Ibrahima Makanguilé of Mali suggested that Luca Barbone had left out one key factor behind the large discrepancies between budgetary outcomes and what was budgeted: as African countries became more democratic, social pressures also rose. With the education budget, for example, policymakers needed to make adjustments practically every month to respond to student demands. The education budget as a whole was huge, but if 30–40 percent was allocated to scholarships, then there was a problem.

Peter Freeman of the U.K. Department of International Development pointed to a promising development: aid was changing from a separate series of project inputs to a program of financial support directly related to the budget and sectoral priorities. This would, in turn, require changes in the way the IMF operated—some of which were suggested by the external ESAF evaluation. Freeman also noted that the budget issues that Sanjeev Gupta of the IMF had raised in his comments on Barbone’s presentation had traditionally been the responsibility of the World Bank. Now the Bank and the IMF would have to carve out anew how the development agenda should be shared, as the IMF’s role shifted to focus more on poverty reduction.
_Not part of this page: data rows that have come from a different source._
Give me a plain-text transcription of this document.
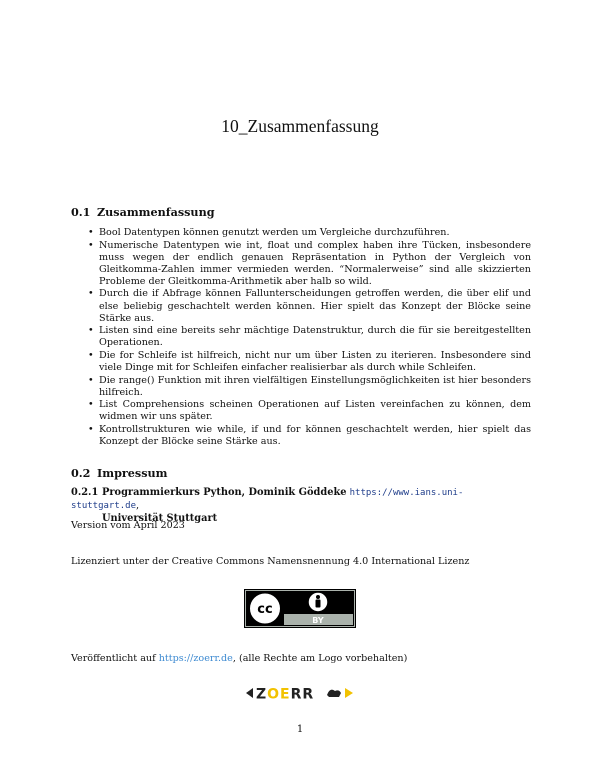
10_Zusammenfassung
0.1 Zusammenfassung
• Bool Datentypen können genutzt werden um Vergleiche durchzuführen.
• Numerische Datentypen wie int, float und complex haben ihre Tücken, insbesondere muss wegen der endlich genauen Repräsentation in Python der Vergleich von Gleitkomma-Zahlen immer vermieden werden. “Normalerweise” sind alle skizzierten Probleme der Gleitkomma-Arithmetik aber halb so wild.
• Durch die if Abfrage können Fallunterscheidungen getroffen werden, die über elif und else beliebig geschachtelt werden können. Hier spielt das Konzept der Blöcke seine Stärke aus.
• Listen sind eine bereits sehr mächtige Datenstruktur, durch die für sie bereitgestellten Operationen.
• Die for Schleife ist hilfreich, nicht nur um über Listen zu iterieren. Insbesondere sind viele Dinge mit for Schleifen einfacher realisierbar als durch while Schleifen.
• Die range() Funktion mit ihren vielfältigen Einstellungsmöglichkeiten ist hier besonders hilfreich.
• List Comprehensions scheinen Operationen auf Listen vereinfachen zu können, dem widmen wir uns später.
• Kontrollstrukturen wie while, if und for können geschachtelt werden, hier spielt das Konzept der Blöcke seine Stärke aus.
0.2 Impressum
0.2.1 Programmierkurs Python, Dominik Göddeke https://www.ians.uni-stuttgart.de,
Universität Stuttgart
Version vom April 2023
Lizenziert unter der Creative Commons Namensnennung 4.0 International Lizenz
cc
BY
Veröffentlicht auf https://zoerr.de, (alle Rechte am Logo vorbehalten)
ZOERR
1
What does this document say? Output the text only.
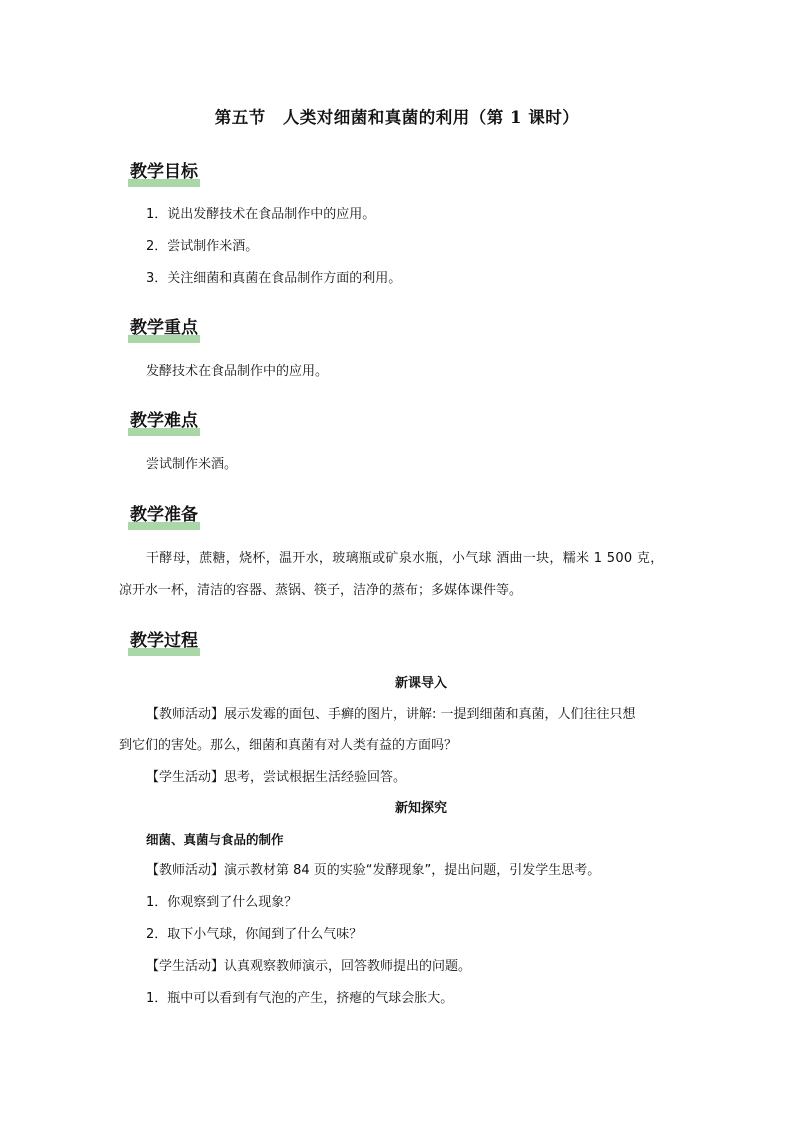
第五节　人类对细菌和真菌的利用（第 1 课时）
教学目标
1．说出发酵技术在食品制作中的应用。
2．尝试制作米酒。
3．关注细菌和真菌在食品制作方面的利用。
教学重点
发酵技术在食品制作中的应用。
教学难点
尝试制作米酒。
教学准备
干酵母，蔗糖，烧杯，温开水，玻璃瓶或矿泉水瓶，小气球 酒曲一块，糯米 1 500 克，
凉开水一杯，清洁的容器、蒸锅、筷子，洁净的蒸布；多媒体课件等。
教学过程
新课导入
【教师活动】展示发霉的面包、手癣的图片，讲解: 一提到细菌和真菌，人们往往只想
到它们的害处。那么，细菌和真菌有对人类有益的方面吗？
【学生活动】思考，尝试根据生活经验回答。
新知探究
细菌、真菌与食品的制作
【教师活动】演示教材第 84 页的实验“发酵现象”，提出问题，引发学生思考。
1．你观察到了什么现象？
2．取下小气球，你闻到了什么气味？
【学生活动】认真观察教师演示，回答教师提出的问题。
1．瓶中可以看到有气泡的产生，挤瘪的气球会胀大。
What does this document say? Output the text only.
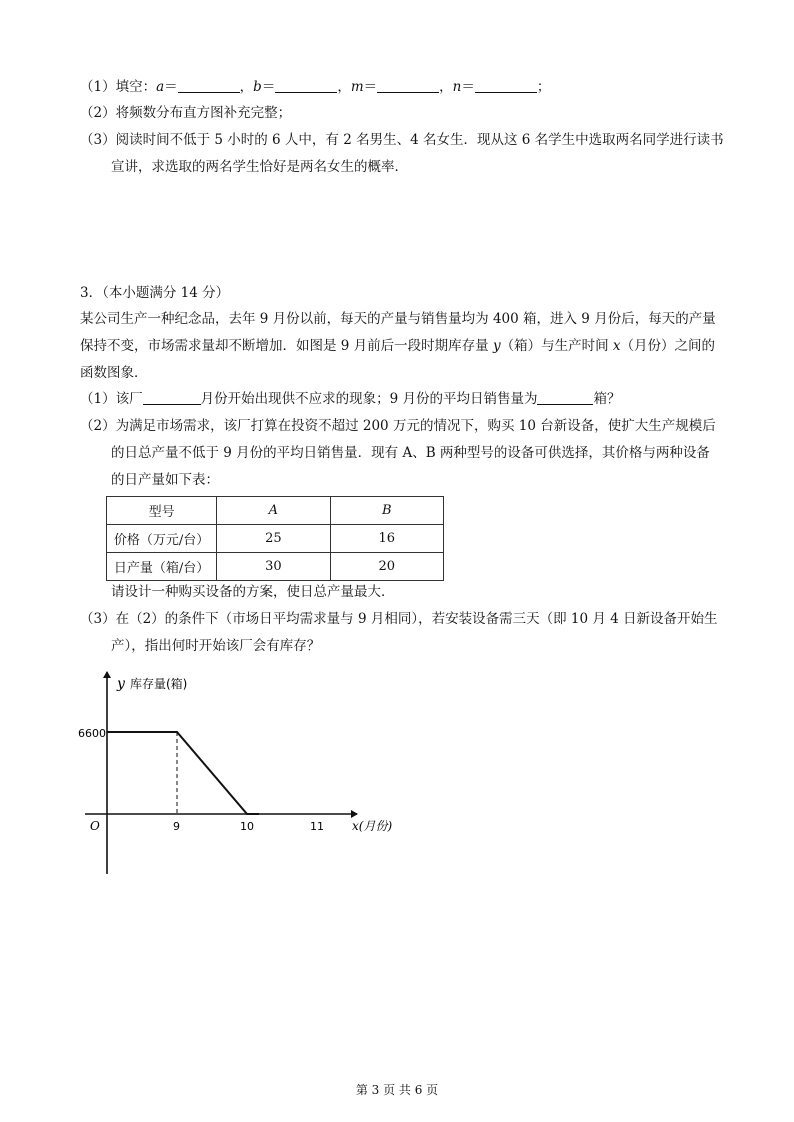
（1）填空：a＝	，b＝	，m＝	，n＝	；
（2）将频数分布直方图补充完整；
（3）阅读时间不低于 5 小时的 6 人中，有 2 名男生、4 名女生．现从这 6 名学生中选取两名同学进行读书
宣讲，求选取的两名学生恰好是两名女生的概率．
3．（本小题满分 14 分）
某公司生产一种纪念品，去年 9 月份以前，每天的产量与销售量均为 400 箱，进入 9 月份后，每天的产量
保持不变，市场需求量却不断增加．如图是 9 月前后一段时期库存量 y（箱）与生产时间 x（月份）之间的
函数图象．
（1）该厂	月份开始出现供不应求的现象；9 月份的平均日销售量为	箱？
（2）为满足市场需求，该厂打算在投资不超过 200 万元的情况下，购买 10 台新设备，使扩大生产规模后
的日总产量不低于 9 月份的平均日销售量．现有 A、B 两种型号的设备可供选择，其价格与两种设备
的日产量如下表：
型号	A	B
价格（万元/台）	25	16
日产量（箱/台）	30	20
请设计一种购买设备的方案，使日总产量最大．
（3）在（2）的条件下（市场日平均需求量与 9 月相同），若安装设备需三天（即 10 月 4 日新设备开始生
产），指出何时开始该厂会有库存？
9	10	11
y 库存量(箱)
x(月份)
O
6600
第 3 页 共 6 页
John Roberts of the European Commission noted that donors were now more willing to think of assistance in the form of general budget support rather than project support. They were unsure, however, what criteria should be applied, especially toward judging intrasectoral efficiency. Development indicators were one possibility, but broad indicators—such as those in health—might reflect a whole range of factors not controlled by the health sector budget. The answer might lie in recipient countries specifying narrow process improvements and objectives over a short time period.

Jan Willem Gunning of the University of Oxford, in response to Hirohisa Kohama’s question on what form of aid would help promote ownership—a key goal of Japan’s overseas development assistance—expressed skepticism that aid could be used as a carrot to alter policies. But that did not mean that donors should just sit back. The answer was to be selective. If a particular African government satisfied the criteria that Japan thought were important, then it should finance those governments. But it should do so on the basis of a broad assessment, not detailed micromanagement, and do it over the long term, not three-month monitoring. Did that mean donors should just ignore the plight of the poor living in a country that happened to be ruled by a bad government? No, there was still a case for aid, but not government-to-government aid.
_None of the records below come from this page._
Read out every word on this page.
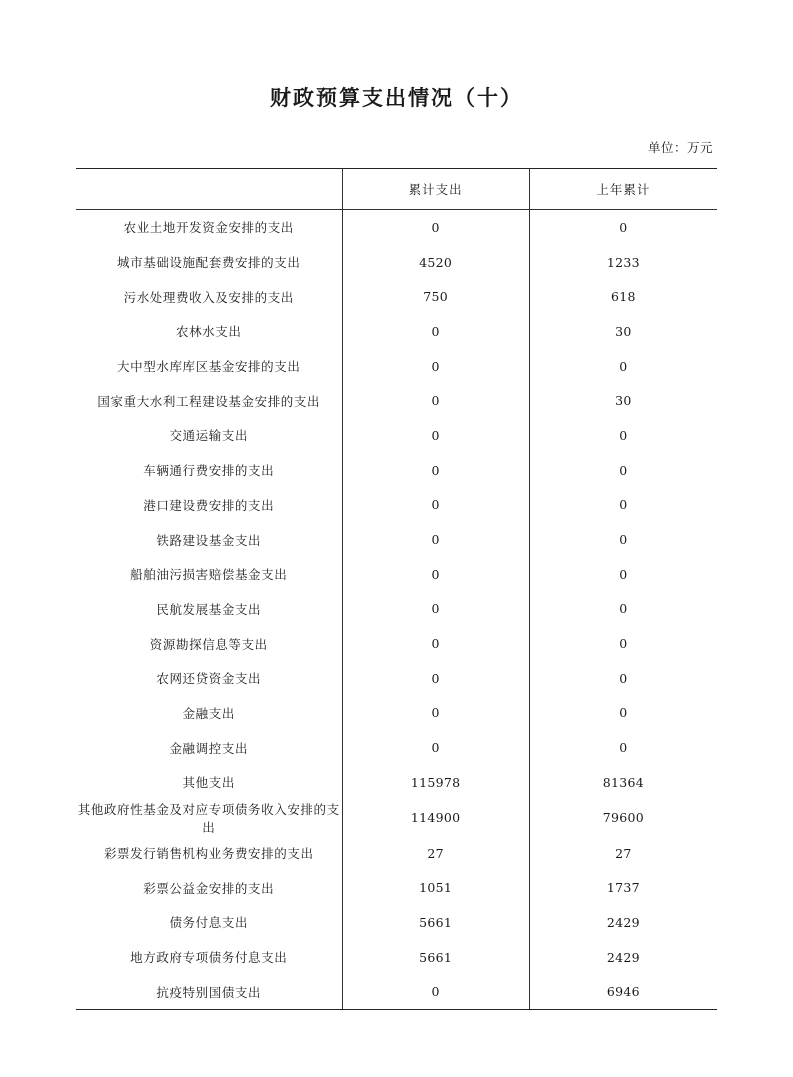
财政预算支出情况（十）
单位：万元
	累计支出	上年累计
农业土地开发资金安排的支出	0	0
城市基础设施配套费安排的支出	4520	1233
污水处理费收入及安排的支出	750	618
农林水支出	0	30
大中型水库库区基金安排的支出	0	0
国家重大水利工程建设基金安排的支出	0	30
交通运输支出	0	0
车辆通行费安排的支出	0	0
港口建设费安排的支出	0	0
铁路建设基金支出	0	0
船舶油污损害赔偿基金支出	0	0
民航发展基金支出	0	0
资源勘探信息等支出	0	0
农网还贷资金支出	0	0
金融支出	0	0
金融调控支出	0	0
其他支出	115978	81364
其他政府性基金及对应专项债务收入安排的支出	114900	79600
彩票发行销售机构业务费安排的支出	27	27
彩票公益金安排的支出	1051	1737
债务付息支出	5661	2429
地方政府专项债务付息支出	5661	2429
抗疫特别国债支出	0	6946
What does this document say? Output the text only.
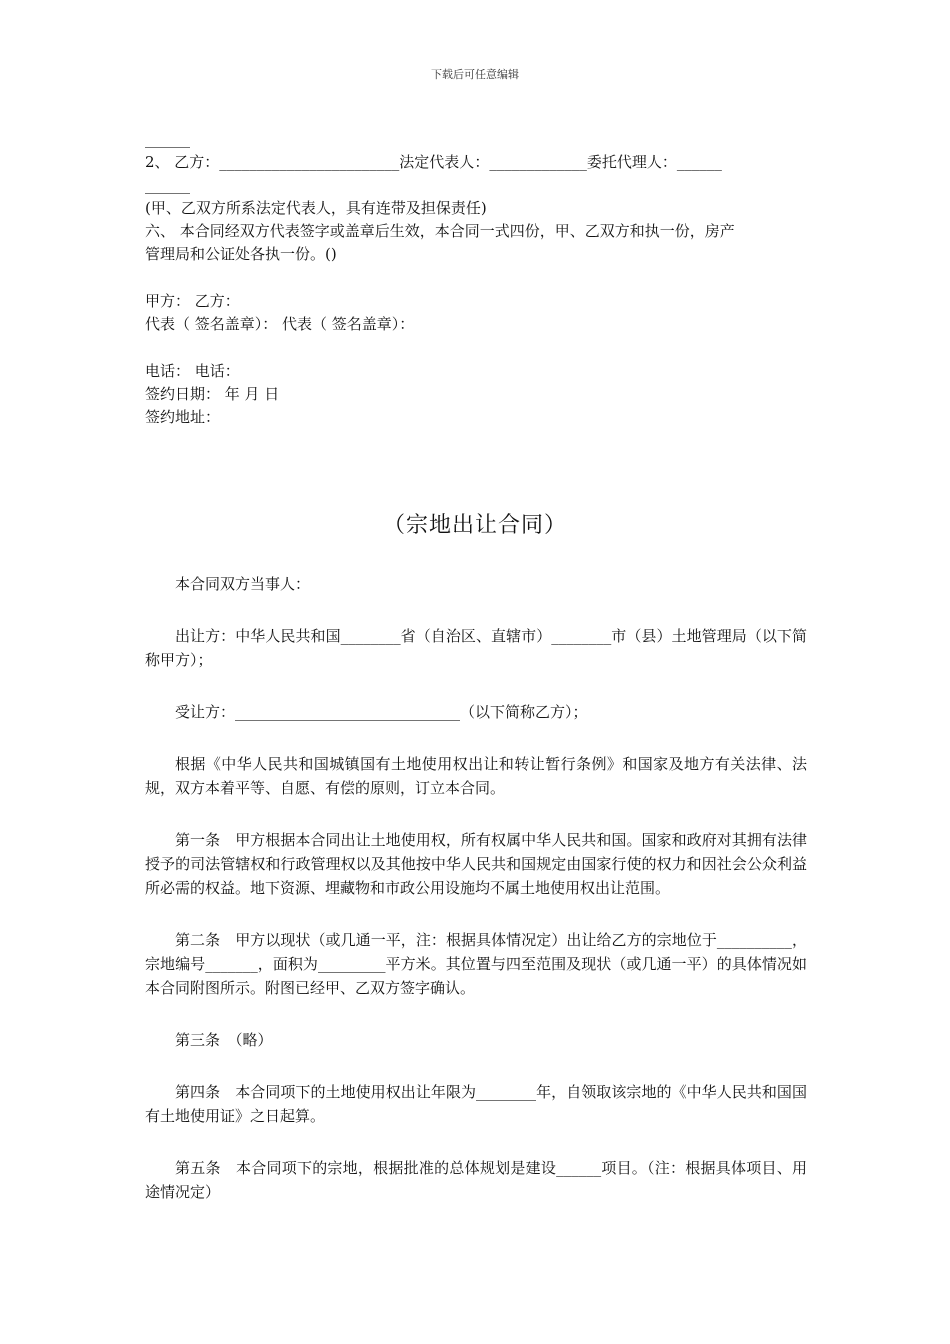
下载后可任意编辑
______
2、 乙方：________________________法定代表人：_____________委托代理人：______
______
(甲、乙双方所系法定代表人，具有连带及担保责任)
六、 本合同经双方代表签字或盖章后生效，本合同一式四份，甲、乙双方和执一份，房产
管理局和公证处各执一份。()
甲方： 乙方：
代表（ 签名盖章）： 代表（ 签名盖章）：
电话： 电话：
签约日期： 年 月 日
签约地址：
（宗地出让合同）

本合同双方当事人：

出让方：中华人民共和国________省（自治区、直辖市）________市（县）土地管理局（以下简称甲方）；

受让方：______________________________（以下简称乙方）；

根据《中华人民共和国城镇国有土地使用权出让和转让暂行条例》和国家及地方有关法律、法规，双方本着平等、自愿、有偿的原则，订立本合同。

第一条　甲方根据本合同出让土地使用权，所有权属中华人民共和国。国家和政府对其拥有法律授予的司法管辖权和行政管理权以及其他按中华人民共和国规定由国家行使的权力和因社会公众利益所必需的权益。地下资源、埋藏物和市政公用设施均不属土地使用权出让范围。

第二条　甲方以现状（或几通一平，注：根据具体情况定）出让给乙方的宗地位于__________，宗地编号_______，面积为_________平方米。其位置与四至范围及现状（或几通一平）的具体情况如本合同附图所示。附图已经甲、乙双方签字确认。

第三条　（略）

第四条　本合同项下的土地使用权出让年限为________年，自领取该宗地的《中华人民共和国国有土地使用证》之日起算。

第五条　本合同项下的宗地，根据批准的总体规划是建设______项目。（注：根据具体项目、用途情况定）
Turning to Yukio Yoshimura’s question as to what donors could do to improve political processes in Africa, Gunning said he was afraid that very little could be done. Yes, there were some counterexamples where donors had become angry enough to effect change. It was only temporary, however, and could not be sustained. In the end, it was not the donors’ role. Perhaps an unhelpful message, he said, but an implication of ownership, nonetheless. “You cannot change political processes in sovereign countries, and trying to do so creates a mess.”

In response to another question by Kohama on what was the optimal mix of private and public sources for infrastructure investment, Takuma Hatano of the Export-Import Bank of Japan drew on his experience in Asia. In the case of the power sector, typically transmission lines were financed by official overseas development assistance, and the power generation projects by the private sector. This made sense because the Asian private infrastructure projects tended to be part of an effort to privatize the sector as a whole. In the end, the national grid would be owned by the public sector (or managed by a public institution) and power generation and distribution would be in the hands of private investors.

Luca Barbone of the World Bank ended the discussion by noting that the movement away from project finance toward budgetary finance was promising, but it would necessitate a change in the culture of donors, as well as the World Bank.